Monday, August 06, 2007

April 16


Although she understands why the idea's controversial, UD thinks it's a good thing for the students at Virginia Tech who covered the attack while it was going on to publish what they wrote:

'When the shooting began at Virginia Tech — which was to become the scene of the worst massacre in modern U.S. history — a handful of students in one locked-down media writing class hurried to their computers.

The students in professor Roland Lazenby's class grabbed their phones and began reporting from their desks on the shootings April in nearby Norris Hall for planetblacksburg.com, the student-run news Web site.

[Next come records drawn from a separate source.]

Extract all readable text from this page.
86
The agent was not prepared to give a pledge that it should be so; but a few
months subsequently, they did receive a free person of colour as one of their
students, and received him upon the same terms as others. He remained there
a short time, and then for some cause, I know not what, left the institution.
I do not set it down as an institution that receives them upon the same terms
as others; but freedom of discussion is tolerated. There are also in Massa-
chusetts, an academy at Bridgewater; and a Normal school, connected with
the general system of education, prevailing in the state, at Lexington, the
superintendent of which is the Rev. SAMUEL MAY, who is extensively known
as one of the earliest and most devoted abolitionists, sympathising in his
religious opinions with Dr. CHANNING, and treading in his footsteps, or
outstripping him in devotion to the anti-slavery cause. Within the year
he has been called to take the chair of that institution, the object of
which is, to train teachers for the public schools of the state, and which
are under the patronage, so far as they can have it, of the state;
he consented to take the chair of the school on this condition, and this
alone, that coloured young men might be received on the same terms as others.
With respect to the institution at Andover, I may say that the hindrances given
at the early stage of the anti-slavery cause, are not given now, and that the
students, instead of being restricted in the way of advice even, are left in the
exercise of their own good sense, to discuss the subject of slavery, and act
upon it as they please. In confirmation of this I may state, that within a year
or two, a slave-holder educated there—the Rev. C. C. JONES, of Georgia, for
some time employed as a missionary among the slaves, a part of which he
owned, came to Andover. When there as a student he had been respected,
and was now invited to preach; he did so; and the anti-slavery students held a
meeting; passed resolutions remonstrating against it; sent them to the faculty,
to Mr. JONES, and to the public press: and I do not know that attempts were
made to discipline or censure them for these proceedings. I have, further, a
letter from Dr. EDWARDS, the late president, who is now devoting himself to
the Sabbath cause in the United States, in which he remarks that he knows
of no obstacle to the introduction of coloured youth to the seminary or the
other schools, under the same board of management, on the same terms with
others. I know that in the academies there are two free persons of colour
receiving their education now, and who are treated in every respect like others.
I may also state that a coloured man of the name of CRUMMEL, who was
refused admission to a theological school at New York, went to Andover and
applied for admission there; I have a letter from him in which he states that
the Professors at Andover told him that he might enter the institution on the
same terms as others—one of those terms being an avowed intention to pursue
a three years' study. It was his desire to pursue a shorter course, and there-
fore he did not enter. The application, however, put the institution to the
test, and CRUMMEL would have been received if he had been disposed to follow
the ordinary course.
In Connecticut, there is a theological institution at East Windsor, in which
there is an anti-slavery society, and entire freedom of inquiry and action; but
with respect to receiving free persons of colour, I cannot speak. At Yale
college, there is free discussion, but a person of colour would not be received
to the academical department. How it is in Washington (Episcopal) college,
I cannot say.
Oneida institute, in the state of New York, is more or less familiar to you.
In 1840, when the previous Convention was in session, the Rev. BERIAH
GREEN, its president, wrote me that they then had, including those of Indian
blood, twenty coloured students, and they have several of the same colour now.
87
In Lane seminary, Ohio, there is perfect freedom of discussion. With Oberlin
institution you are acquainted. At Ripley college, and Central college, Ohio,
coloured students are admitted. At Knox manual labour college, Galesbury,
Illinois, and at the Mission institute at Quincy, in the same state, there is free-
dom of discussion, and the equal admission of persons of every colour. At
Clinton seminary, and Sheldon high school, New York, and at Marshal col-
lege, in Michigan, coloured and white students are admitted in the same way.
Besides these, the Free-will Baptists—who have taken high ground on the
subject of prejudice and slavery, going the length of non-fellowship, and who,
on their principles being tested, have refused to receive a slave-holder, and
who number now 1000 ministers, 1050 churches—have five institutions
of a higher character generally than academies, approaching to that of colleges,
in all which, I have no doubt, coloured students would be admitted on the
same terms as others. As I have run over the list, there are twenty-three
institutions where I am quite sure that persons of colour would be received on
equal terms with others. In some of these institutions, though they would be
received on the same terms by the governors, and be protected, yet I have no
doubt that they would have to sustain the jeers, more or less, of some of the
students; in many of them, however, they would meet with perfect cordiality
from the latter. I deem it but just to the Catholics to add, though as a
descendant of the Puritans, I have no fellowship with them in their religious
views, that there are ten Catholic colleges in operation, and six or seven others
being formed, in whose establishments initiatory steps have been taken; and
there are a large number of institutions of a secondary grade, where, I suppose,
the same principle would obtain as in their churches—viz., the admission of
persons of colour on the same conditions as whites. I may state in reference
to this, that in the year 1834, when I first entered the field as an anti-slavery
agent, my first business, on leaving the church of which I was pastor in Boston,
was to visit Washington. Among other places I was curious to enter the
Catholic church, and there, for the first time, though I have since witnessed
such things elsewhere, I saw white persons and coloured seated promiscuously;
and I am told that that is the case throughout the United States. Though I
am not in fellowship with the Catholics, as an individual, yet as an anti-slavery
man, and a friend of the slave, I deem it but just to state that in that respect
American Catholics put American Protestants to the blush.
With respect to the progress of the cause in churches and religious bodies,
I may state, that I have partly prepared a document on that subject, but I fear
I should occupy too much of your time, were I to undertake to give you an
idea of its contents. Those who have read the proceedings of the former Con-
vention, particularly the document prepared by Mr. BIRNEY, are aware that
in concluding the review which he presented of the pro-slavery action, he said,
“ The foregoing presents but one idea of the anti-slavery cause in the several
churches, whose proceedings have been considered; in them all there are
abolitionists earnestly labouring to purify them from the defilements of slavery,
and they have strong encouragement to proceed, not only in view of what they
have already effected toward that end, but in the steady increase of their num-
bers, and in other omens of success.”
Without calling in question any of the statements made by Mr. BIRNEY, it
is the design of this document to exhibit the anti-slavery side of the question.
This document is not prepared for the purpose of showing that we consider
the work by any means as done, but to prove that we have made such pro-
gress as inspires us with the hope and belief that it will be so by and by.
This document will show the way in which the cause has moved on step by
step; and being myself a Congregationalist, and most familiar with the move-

Lazenby and seven student journalists eventually decided to publish the results of their reporting, and their book, "April 16th: Virginia Tech Remembers," is to be released Aug. 28.

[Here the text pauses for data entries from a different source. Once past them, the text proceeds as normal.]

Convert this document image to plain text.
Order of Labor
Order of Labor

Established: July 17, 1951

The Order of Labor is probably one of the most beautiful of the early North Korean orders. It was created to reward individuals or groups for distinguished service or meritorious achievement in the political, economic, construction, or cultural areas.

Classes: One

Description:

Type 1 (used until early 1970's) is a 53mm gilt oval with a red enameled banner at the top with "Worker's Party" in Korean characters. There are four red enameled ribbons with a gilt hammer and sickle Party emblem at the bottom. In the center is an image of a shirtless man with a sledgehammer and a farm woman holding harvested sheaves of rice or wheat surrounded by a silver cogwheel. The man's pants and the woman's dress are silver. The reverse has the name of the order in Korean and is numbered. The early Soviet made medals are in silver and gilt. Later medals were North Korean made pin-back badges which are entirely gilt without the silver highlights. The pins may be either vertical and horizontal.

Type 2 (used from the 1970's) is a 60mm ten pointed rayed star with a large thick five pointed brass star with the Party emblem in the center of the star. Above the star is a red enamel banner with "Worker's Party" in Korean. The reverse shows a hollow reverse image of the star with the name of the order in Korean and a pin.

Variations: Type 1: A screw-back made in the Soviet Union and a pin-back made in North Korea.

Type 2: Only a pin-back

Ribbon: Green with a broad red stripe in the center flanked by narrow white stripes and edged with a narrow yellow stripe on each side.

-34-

... Their book does not investigate the events leading up to that day, nor does it assign blame. Instead, in a series of narratives submitted by students, faculty and community members, it tells the story of April 16 and its aftermath through the eyes of those who experienced it first-hand.'



UD wrote, in her Liberal Education essay, "The Online Amplification Effect," about a wired world at universities in which whoever happens to be near a computer will report major events, and this is the example of what she has in mind (UC Santa Cruz students instantly reporting their responses to the suicide of their chancellor is another). This is authentic, and we should be grateful for it.